Harm is action that creates vibrational disruption that leads to suffering, both for the harmer and the harmed.
Discomfort, on the other hand, is as natural and fundamental to human existence as water. How we work within this world of inevitable discomfort, inevitable friction…this is our practice.
Discomfort is an invitation to let go. Suffering is what happens when we don’t.
It is usually some form of discomfort—a tangible friction in our lives, a crisis that provokes the hero’s journey—that leads us on the path of practice in the first place. Then we revisit this place in our practice, over and over again. In Vipassana practice, perhaps it is that one itch at hour five that will not go away that ends up spurring the deepest dive into mindfulness. This space of friction — whether caused by an itch we don’t scratch or by sun salute #1,949—has been described in every spiritual text from the battlefield of the Bhagavad Gita to the bright and numinous Cloud of Unknowing.
Do we have to do a zillion sun salutes to get there? No, absolutely not. That practice is reserved for the particularly restless. This space awaits us every time we return to the yoga mat. It awaits any time we face uncertainty. Any time we take a breath, we have the opportunity to work there.
Regardless of the methodology, the fundamental practice is to develop willingness… willingness to go into the space of the unfamiliar—the space where we cannot hold onto what we know any longer and must let go to something larger—and sit there. When we position ourselves like this—when our asana, our posture, our seat, our yoga practice—is to align ourselves face down on the ground, at the feet of this vast and providential universe, at the feet of the Prime Mover…then the floodgates open.
From what other place than that place of total willingness do we receive the flood of grace and mercy?
This is the space that our deeply rooted tendencies—our well-worn paths of negative parikrama—might sternly warn us about.
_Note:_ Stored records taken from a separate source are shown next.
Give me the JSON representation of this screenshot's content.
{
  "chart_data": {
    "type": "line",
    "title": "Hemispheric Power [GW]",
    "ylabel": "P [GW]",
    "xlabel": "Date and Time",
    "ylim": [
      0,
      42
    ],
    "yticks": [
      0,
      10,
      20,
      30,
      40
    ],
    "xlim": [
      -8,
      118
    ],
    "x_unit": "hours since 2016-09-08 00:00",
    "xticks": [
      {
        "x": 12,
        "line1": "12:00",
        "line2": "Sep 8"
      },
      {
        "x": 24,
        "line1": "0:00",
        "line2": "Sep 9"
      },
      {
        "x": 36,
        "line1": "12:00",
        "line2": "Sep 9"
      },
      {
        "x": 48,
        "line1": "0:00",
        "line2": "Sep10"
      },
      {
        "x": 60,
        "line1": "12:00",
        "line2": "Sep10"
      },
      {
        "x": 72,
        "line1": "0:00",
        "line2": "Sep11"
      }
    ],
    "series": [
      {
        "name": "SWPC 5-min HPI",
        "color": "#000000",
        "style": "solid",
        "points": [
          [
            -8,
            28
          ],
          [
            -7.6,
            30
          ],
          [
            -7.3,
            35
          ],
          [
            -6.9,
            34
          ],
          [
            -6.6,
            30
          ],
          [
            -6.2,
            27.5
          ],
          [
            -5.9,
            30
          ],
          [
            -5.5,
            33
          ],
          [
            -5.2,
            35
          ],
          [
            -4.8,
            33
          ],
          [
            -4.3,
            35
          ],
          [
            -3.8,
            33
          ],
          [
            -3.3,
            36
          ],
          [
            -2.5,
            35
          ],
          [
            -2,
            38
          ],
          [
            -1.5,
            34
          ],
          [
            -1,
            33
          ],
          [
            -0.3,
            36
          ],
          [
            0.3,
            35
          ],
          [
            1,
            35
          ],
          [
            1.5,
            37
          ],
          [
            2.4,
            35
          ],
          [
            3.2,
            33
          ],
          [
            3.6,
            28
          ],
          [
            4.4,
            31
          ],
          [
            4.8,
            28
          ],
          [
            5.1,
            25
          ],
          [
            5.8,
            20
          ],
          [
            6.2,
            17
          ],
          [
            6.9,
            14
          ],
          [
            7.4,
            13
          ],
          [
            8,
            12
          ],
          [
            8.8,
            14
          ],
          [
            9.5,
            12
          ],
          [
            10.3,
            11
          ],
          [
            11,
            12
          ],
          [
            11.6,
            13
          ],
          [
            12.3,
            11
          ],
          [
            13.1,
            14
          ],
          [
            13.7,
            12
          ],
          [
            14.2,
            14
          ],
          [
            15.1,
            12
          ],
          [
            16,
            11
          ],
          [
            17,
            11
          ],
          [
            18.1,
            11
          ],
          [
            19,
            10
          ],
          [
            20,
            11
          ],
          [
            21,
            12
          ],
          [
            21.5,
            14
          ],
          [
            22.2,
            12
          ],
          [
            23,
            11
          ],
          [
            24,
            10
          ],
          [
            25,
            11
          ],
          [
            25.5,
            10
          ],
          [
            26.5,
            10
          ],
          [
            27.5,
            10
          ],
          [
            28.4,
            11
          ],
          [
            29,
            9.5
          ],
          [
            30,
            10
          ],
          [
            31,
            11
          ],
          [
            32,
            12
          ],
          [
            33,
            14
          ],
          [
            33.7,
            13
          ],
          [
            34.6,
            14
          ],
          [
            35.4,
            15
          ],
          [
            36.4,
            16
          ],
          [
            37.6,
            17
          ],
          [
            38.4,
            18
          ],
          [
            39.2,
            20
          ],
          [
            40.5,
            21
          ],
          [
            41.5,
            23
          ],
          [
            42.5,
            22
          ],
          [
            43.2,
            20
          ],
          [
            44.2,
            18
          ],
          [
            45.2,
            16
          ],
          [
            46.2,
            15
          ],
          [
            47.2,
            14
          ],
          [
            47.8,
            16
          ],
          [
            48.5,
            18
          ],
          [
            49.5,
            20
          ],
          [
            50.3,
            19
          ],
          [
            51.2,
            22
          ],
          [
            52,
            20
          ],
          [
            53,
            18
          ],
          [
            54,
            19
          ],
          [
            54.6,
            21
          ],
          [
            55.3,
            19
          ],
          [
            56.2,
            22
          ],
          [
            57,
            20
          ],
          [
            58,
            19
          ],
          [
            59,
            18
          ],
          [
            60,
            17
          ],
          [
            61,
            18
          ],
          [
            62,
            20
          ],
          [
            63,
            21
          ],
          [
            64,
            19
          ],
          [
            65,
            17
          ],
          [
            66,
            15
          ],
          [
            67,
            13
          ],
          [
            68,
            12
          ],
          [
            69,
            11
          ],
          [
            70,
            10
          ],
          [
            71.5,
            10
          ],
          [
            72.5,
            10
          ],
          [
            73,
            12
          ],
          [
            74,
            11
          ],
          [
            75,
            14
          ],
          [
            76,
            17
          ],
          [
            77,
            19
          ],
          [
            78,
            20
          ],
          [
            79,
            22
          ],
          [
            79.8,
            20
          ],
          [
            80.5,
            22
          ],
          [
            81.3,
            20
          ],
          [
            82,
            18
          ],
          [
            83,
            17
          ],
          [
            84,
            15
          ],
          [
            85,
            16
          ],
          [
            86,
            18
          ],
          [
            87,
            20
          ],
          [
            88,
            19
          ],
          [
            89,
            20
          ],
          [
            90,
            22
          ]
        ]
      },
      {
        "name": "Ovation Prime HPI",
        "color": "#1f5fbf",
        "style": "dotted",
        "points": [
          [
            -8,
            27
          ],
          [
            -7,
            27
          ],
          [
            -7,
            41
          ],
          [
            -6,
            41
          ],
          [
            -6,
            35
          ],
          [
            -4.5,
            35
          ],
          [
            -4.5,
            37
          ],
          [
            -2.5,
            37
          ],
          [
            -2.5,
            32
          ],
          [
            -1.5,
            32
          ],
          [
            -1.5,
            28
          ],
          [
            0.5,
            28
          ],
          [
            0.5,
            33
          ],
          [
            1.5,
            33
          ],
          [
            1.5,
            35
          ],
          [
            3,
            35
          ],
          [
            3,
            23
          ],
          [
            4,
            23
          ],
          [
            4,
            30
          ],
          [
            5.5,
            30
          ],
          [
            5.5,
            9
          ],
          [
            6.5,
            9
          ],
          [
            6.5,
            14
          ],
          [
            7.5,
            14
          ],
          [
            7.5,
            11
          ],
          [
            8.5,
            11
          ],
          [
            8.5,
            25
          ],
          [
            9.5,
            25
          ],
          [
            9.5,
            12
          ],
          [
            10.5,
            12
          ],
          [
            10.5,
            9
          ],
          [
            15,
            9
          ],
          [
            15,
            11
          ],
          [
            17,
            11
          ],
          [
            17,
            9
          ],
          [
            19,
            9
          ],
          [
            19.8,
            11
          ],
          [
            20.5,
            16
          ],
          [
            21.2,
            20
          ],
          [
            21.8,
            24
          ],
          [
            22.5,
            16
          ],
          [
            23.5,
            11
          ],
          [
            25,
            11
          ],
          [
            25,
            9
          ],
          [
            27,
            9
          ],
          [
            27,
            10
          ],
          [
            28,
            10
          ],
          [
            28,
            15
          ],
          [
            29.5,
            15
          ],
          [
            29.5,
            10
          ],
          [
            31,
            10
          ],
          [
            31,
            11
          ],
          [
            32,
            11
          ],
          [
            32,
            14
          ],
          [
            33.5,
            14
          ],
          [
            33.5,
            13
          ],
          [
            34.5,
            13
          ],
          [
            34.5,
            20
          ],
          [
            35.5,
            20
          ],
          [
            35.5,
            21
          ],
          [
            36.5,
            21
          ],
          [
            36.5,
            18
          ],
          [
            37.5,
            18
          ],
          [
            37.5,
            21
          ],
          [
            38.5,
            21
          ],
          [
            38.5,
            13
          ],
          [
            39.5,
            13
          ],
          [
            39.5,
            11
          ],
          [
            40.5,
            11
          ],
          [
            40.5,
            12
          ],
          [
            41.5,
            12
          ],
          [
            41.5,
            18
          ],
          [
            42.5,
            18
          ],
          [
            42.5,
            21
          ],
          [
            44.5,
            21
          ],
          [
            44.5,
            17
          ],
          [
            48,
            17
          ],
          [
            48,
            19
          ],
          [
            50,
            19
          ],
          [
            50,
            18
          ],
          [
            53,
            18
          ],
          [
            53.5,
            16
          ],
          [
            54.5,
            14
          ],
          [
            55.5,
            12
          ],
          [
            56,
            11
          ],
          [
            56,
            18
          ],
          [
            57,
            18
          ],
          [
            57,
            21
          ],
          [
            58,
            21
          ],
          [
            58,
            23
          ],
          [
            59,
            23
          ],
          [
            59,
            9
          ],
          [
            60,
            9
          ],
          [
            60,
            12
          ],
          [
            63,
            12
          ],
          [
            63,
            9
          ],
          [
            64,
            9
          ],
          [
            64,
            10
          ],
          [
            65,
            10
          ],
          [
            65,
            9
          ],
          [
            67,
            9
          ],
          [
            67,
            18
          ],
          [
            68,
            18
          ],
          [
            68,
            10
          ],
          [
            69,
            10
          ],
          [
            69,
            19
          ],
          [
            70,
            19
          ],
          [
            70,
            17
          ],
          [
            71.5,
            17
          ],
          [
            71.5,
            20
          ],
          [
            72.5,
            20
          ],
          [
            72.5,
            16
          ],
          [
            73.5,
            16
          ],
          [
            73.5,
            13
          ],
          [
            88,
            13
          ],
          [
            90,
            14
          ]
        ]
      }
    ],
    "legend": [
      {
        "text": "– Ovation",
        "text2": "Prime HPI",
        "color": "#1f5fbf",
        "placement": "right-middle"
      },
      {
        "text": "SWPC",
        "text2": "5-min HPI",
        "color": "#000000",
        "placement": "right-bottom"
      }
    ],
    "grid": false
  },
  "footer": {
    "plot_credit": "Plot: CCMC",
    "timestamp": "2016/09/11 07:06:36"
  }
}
They might go to great lengths to keep us from this place. All of our structures of identity, all those old habits, ways of treating ourselves, ways of treating others, all those bargains we’ve made with ourselves and the outside world out of fear—all these depend on our lack of willingness to go into the space of unknowing and to brightly rest, there in the place where opening happens.
There, in this place, those structures we have built start to burn away.
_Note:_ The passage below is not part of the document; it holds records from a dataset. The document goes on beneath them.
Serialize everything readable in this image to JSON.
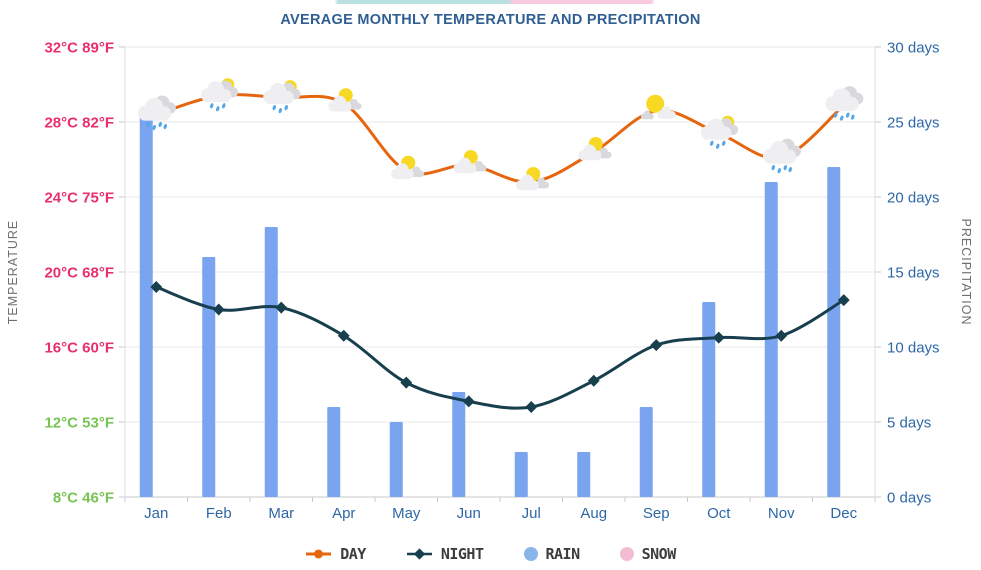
{
  "page": {
    "subtitle": "AVERAGE MONTHLY TEMPERATURE AND PRECIPITATION",
    "clipped_top_title": ""
  },
  "colors": {
    "subtitle": "#2f5f92",
    "axis_title": "#6f6f6f",
    "month_label": "#2d68a6",
    "days_label": "#2d68a6",
    "temp_label_pink": "#ea2f6e",
    "temp_label_green": "#77c353",
    "grid": "#e8e8e8",
    "axis_line": "#c9c9c9",
    "day_line": "#e5660f",
    "night_line": "#173f4e",
    "rain_bar": "#7aa4ef",
    "snow": "#f2bcd2",
    "legend_text": "#3d3d3d",
    "icon_sun": "#f7d823",
    "icon_cloud": "#efeff2",
    "icon_cloud_back": "#d9d9dd",
    "icon_drop": "#56a7e8"
  },
  "chart_data": {
    "type": "combo",
    "title": "AVERAGE MONTHLY TEMPERATURE AND PRECIPITATION",
    "categories": [
      "Jan",
      "Feb",
      "Mar",
      "Apr",
      "May",
      "Jun",
      "Jul",
      "Aug",
      "Sep",
      "Oct",
      "Nov",
      "Dec"
    ],
    "series": [
      {
        "name": "DAY",
        "chart": "line",
        "unit": "°C",
        "color": "#e5660f",
        "values": [
          28.4,
          29.4,
          29.3,
          29.0,
          25.4,
          25.7,
          24.8,
          26.4,
          28.6,
          27.4,
          26.1,
          28.9
        ]
      },
      {
        "name": "NIGHT",
        "chart": "line",
        "unit": "°C",
        "color": "#173f4e",
        "values": [
          19.2,
          18.0,
          18.1,
          16.6,
          14.1,
          13.1,
          12.8,
          14.2,
          16.1,
          16.5,
          16.6,
          18.5
        ]
      },
      {
        "name": "RAIN",
        "chart": "bar",
        "unit": "days",
        "color": "#7aa4ef",
        "values": [
          25.5,
          16,
          18,
          6,
          5,
          7,
          3,
          3,
          6,
          13,
          21,
          22
        ]
      },
      {
        "name": "SNOW",
        "chart": "bar",
        "unit": "days",
        "color": "#f2bcd2",
        "values": [
          0,
          0,
          0,
          0,
          0,
          0,
          0,
          0,
          0,
          0,
          0,
          0
        ]
      }
    ],
    "weather_icons": [
      "rain-cloud",
      "sun-cloud-rain",
      "sun-cloud-rain",
      "sun-cloud",
      "sun-cloud",
      "sun-cloud",
      "sun-cloud",
      "sun-cloud",
      "sun-big-cloud",
      "sun-cloud-rain",
      "rain-cloud",
      "rain-cloud"
    ],
    "y_left": {
      "title": "TEMPERATURE",
      "range_c": [
        8,
        32
      ],
      "ticks": [
        {
          "label": "32°C 89°F",
          "color": "#ea2f6e"
        },
        {
          "label": "28°C 82°F",
          "color": "#ea2f6e"
        },
        {
          "label": "24°C 75°F",
          "color": "#ea2f6e"
        },
        {
          "label": "20°C 68°F",
          "color": "#ea2f6e"
        },
        {
          "label": "16°C 60°F",
          "color": "#ea2f6e"
        },
        {
          "label": "12°C 53°F",
          "color": "#77c353"
        },
        {
          "label": "8°C 46°F",
          "color": "#77c353"
        }
      ]
    },
    "y_right": {
      "title": "PRECIPITATION",
      "range_days": [
        0,
        30
      ],
      "ticks": [
        "30 days",
        "25 days",
        "20 days",
        "15 days",
        "10 days",
        "5 days",
        "0 days"
      ]
    },
    "grid": true,
    "legend_position": "bottom"
  }
}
Let them be burned by great fires, washed away by even greater seas… Let them dissolve in the waters of mercy, be scattered by vast and empty winds. So they are of dust, and to dust ever returning…
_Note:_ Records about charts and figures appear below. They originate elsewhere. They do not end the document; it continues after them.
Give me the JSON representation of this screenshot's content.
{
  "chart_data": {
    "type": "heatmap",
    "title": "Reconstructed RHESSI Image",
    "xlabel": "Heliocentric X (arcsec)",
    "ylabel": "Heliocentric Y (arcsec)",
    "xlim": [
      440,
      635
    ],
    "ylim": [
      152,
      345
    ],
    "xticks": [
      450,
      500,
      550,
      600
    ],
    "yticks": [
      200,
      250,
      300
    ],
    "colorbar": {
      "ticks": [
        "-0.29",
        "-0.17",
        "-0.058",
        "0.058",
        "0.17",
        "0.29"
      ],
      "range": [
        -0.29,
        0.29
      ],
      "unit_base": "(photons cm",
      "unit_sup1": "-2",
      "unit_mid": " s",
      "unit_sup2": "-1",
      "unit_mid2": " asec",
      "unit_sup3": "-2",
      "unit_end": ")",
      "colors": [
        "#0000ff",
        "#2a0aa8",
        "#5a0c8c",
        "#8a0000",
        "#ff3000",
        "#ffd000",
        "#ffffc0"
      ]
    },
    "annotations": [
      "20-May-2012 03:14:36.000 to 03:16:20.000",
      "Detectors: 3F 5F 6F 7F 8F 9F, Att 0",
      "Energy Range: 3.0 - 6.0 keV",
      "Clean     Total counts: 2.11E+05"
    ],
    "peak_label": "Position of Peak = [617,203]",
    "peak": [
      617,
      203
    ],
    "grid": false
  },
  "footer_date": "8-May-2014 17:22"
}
And once they have burned away… that is when it all gets interesting.
That is the space of only your will, Lord. The space where raindrops are your grace upon our upturned feet. The space where every green leaf is singing your name. The space of the unending flood of milk that flows into your mouth. The space of the gleaming cobra’s hood of jewels.
We could call this space the empty center at the heart of the flame. We could call it Arunachala, the pillar of stillness. The place of deep silence at the epicenter of the great fiery shockwave of all creation that is shakti-ma.
From the heart of this space, one word kept returning. Mercy.
Merciful, merciful world. Can we feel for a moment, truly feel the Love that this Universe has for us? Can we let it drive the tears from our eyes? Let it empty the places we have been holding, all out of fear? Fear that we are alone, that we are separate, that we will not know that love? That Love is the very matrix we inhabit. It is the ocean, and there is no place that is dry. We are showered in its graces, washed clean by its love, sustained by its mercy. Forever.
From the heart of this place called willingness comes the fountain of mercy, and all who drink from it are quenched.
In deep recognition of all those who contributed to this effort and those who will receive benefit from it. How would it sound if I were to wish each and every one of you more time face down on the ground, at the feet of the right mountain?